Closed dirkmueller closed 2 weeks ago
You are right this code path was not ported to the kiwi-ng version. Interesting that it pops now.
is there a different way to achieve this nowadays?
I suggest to add a patch to kiwi and add the free blocks scanner back. It would be good to add this as a capability of the filesystem class and support it for the filesystems for which such a tooling exists. imho extX and XFS only.
It would be good to get some numbers though because I don't know if there are really that many blocks to clear in the process of an image build. If your time permits could you check on one of the integration test images e.g Virtualization:Appliances:Images:Testing_x86:tumbleweed/ if you postprocess the filesystem with zerofree and how much it saves us on compressing the result ?
We shouldn't need it in the current kiwi, since we don't create the disk image until the very end and sync the files over to it.

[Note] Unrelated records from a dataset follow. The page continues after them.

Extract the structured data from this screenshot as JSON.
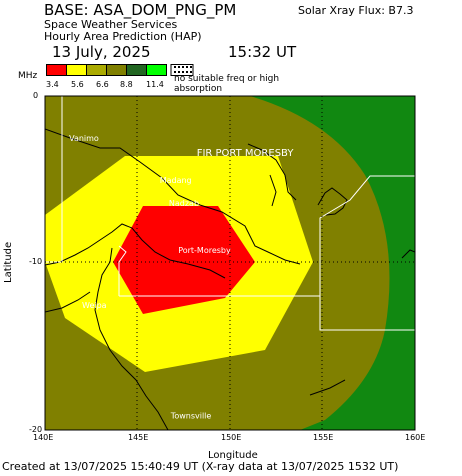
{
  "header": {
    "title": "BASE: ASA_DOM_PNG_PM",
    "flux": "Solar Xray Flux: B7.3",
    "service": "Space Weather Services",
    "hap": "Hourly Area Prediction (HAP)",
    "date": "13 July, 2025",
    "time": "15:32 UT"
  },
  "legend": {
    "unit": "MHz",
    "ticks": [
      "3.4",
      "5.6",
      "6.6",
      "8.8",
      "11.4"
    ],
    "colors": [
      "#ff0000",
      "#ffff00",
      "#aaaa00",
      "#808000",
      "#226622",
      "#00ff00"
    ],
    "no_freq": "no suitable freq or high absorption"
  },
  "map": {
    "x_ticks": [
      "140E",
      "145E",
      "150E",
      "155E",
      "160E"
    ],
    "y_ticks": [
      "0",
      "-10",
      "-20"
    ],
    "xlabel": "Longitude",
    "ylabel": "Latitude",
    "places": [
      {
        "name": "Vanimo",
        "lon": 141.3,
        "lat": -2.7
      },
      {
        "name": "FIR PORT MORESBY",
        "lon": 148.2,
        "lat": -3.6
      },
      {
        "name": "Madang",
        "lon": 146.2,
        "lat": -5.2
      },
      {
        "name": "Nadzab",
        "lon": 146.7,
        "lat": -6.6
      },
      {
        "name": "Port-Moresby",
        "lon": 147.2,
        "lat": -9.4
      },
      {
        "name": "Weipa",
        "lon": 142.0,
        "lat": -12.7
      },
      {
        "name": "Townsville",
        "lon": 146.8,
        "lat": -19.3
      }
    ],
    "zone_colors": {
      "outer": "#118811",
      "olive": "#808000",
      "yellow": "#ffff00",
      "red": "#ff0000"
    }
  },
  "footer": "Created at 13/07/2025 15:40:49 UT (X-ray data at 13/07/2025 1532 UT)"
}
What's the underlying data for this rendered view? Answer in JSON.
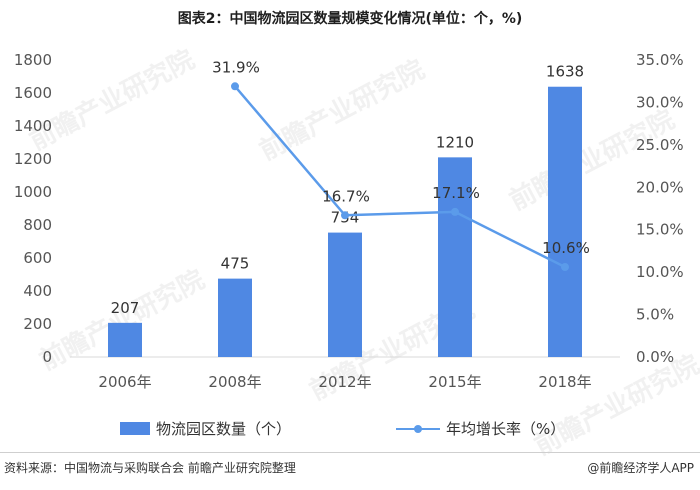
{
  "title": "图表2：中国物流园区数量规模变化情况(单位：个，%)",
  "source": "资料来源：中国物流与采购联合会 前瞻产业研究院整理",
  "credit": "@前瞻经济学人APP",
  "watermark": "前瞻产业研究院",
  "colors": {
    "bar": "#4f88e3",
    "line": "#5b9bea",
    "axis_text": "#555555",
    "label_text": "#333333"
  },
  "chart_data": {
    "type": "bar",
    "categories": [
      "2006年",
      "2008年",
      "2012年",
      "2015年",
      "2018年"
    ],
    "series": [
      {
        "name": "物流园区数量（个）",
        "type": "bar",
        "axis": "left",
        "values": [
          207,
          475,
          754,
          1210,
          1638
        ],
        "labels": [
          "207",
          "475",
          "754",
          "1210",
          "1638"
        ]
      },
      {
        "name": "年均增长率（%）",
        "type": "line",
        "axis": "right",
        "values": [
          null,
          31.9,
          16.7,
          17.1,
          10.6
        ],
        "labels": [
          "",
          "31.9%",
          "16.7%",
          "17.1%",
          "10.6%"
        ]
      }
    ],
    "y_left": {
      "min": 0,
      "max": 1800,
      "ticks": [
        "0",
        "200",
        "400",
        "600",
        "800",
        "1000",
        "1200",
        "1400",
        "1600",
        "1800"
      ]
    },
    "y_right": {
      "min": 0,
      "max": 35,
      "ticks": [
        "0.0%",
        "5.0%",
        "10.0%",
        "15.0%",
        "20.0%",
        "25.0%",
        "30.0%",
        "35.0%"
      ]
    },
    "grid": false,
    "legend_position": "bottom"
  }
}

That was also my understanding, but maybe @dirkmueller has a workflow in mind where it would pay off. That's why I'm waiting for his feedback too. Thanks
I will do experiments and see if there's a gain. I haven't determined yet whether zerofree would bring a gain
Do we still need this, @dirkmueller? At least from my own tests and from an incidental analysis on the Fedora side, I think we don't need this.
I'm closing this issue due to lack of information and lack of apparent need of this.
fine by me, thanks for the cleanup!
Problem description
zerofree is a tool to zero out XFS and ext2/3/4 filesystem blocks that are no longer allocated but maybe have been written to in the past. this improves compression later somewhat.
legacy kiwi had some code to deal with this:
https://github.com/OSInside/kiwi-legacy/blob/1d4f7b139c481f063e4e008059439bdcf03ff482/modules/KIWIBoot.pm#L2734
I don't find this in the kiwi git tree and I find no plugin. how / where did that move? is there a different way to achieve this nowadays?